Mais il est ici un autre ordre de questions dont on a jusqu’ici beaucoup moins parlé. Le général Chauvineau, et ce n’est pas la moindre originalité de son travail, ne se cantonne pas sur le terrain de la pure technique militaire. Il en sort délibérément pour se placer sur celui de la diplomatie et on le voit esquisser dans une dernière partie de son ouvrage (depuis la page 168 jusqu’à la fin) un véritable plan de politique étrangère, et même de politique intérieure.
Il semble évident qu’il appartienne dans tout pays, au gouvernement, de donner à la vie politique de la nation sa direction générale. Celle-ci, à son tour, commande les relations extérieures et le choix des alliances. De la situation ainsi déterminée, résultent enfin les problèmes militaires que le commandement doit résoudre. C’est ce qu’exprime la formule célèbre de Clausewitz : « La guerre c’est la politique poursuivie par d’autres moyens. » L’armée se trouve par là au service du gouvernement responsable de la nation.
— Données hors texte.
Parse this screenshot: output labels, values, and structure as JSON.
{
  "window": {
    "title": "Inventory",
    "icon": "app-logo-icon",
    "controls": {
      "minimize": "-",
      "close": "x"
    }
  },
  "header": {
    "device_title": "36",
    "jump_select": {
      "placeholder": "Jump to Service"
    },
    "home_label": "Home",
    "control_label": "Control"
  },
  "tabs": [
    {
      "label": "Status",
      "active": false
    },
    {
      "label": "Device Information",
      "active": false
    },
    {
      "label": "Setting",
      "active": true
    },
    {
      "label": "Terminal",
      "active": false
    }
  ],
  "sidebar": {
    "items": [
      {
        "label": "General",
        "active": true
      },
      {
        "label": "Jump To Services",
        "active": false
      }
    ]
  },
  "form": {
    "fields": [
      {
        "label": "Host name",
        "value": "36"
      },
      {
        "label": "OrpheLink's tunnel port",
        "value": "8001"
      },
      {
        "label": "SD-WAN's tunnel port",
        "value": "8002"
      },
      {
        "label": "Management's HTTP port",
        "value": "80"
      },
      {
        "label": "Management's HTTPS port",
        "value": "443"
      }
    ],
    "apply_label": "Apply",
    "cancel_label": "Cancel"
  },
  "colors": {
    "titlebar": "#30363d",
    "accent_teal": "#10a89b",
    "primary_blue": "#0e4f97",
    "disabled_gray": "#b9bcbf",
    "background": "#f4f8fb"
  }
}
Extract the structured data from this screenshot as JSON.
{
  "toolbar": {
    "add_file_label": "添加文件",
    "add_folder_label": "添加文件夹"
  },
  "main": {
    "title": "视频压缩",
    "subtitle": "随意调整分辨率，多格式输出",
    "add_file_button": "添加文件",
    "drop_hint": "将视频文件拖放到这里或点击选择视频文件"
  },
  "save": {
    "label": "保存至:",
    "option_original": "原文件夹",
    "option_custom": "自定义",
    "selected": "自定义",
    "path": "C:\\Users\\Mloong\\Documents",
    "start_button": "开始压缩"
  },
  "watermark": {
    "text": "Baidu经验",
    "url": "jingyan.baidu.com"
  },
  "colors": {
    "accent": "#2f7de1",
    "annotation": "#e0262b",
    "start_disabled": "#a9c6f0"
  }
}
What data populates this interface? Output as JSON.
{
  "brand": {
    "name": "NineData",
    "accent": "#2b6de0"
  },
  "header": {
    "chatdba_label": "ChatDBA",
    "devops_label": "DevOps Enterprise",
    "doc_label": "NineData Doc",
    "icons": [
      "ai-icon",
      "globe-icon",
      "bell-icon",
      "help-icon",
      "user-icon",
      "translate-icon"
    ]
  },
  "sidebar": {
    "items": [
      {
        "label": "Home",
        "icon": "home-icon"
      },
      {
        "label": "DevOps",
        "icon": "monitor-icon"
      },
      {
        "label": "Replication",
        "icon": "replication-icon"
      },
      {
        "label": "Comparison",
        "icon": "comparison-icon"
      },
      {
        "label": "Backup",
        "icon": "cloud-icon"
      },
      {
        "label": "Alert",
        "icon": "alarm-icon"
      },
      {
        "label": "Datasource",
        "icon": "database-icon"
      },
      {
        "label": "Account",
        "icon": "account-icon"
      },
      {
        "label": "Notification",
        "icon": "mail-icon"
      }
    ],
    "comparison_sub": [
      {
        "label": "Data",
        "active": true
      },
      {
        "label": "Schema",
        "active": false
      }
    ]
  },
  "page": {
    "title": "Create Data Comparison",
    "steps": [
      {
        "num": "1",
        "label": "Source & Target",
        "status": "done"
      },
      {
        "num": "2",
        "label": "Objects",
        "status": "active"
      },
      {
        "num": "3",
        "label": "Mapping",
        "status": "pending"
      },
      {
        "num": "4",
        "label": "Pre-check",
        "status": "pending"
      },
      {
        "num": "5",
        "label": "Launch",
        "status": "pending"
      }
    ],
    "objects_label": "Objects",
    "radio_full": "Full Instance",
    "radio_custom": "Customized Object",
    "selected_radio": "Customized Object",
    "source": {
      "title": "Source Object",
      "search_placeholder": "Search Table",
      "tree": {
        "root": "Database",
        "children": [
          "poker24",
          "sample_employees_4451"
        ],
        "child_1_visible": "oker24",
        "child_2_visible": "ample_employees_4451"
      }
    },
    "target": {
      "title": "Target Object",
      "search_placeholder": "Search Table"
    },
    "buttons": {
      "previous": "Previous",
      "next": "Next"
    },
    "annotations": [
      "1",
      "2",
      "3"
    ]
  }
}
Tout autre est la conception du général Chauvineau. Pour lui, c’est la technique militaire qui commande le choix des alliances et qui impose à la nation sa politique extérieure. Cela revient à remettre aux mains des chefs de l’armée, la direction générale du pays et le contrôle du gouvernement. Il y a là un militarisme hautement avoué qui ne le cède en aucune manière au militarisme prussien. En consentant à préparer un tel ouvrage et à le cautionner devant le pays, le maréchal Pétain laissait dès ce moment paraître ses ambitions et donnait, sans doute à son insu, un grave avertissement à tous les citoyens. Il ne semble pas que cette conséquence et les théories du général Chauvineau aient été assez mises en lumière.
Mais les applications pratiques du principe posé sont plus intéressantes encore. Le principe des fronts continus et infranchissables permet en effet au général Chauvineau de démolir toute la politique extérieure française et d’en construire une entièrement neuve.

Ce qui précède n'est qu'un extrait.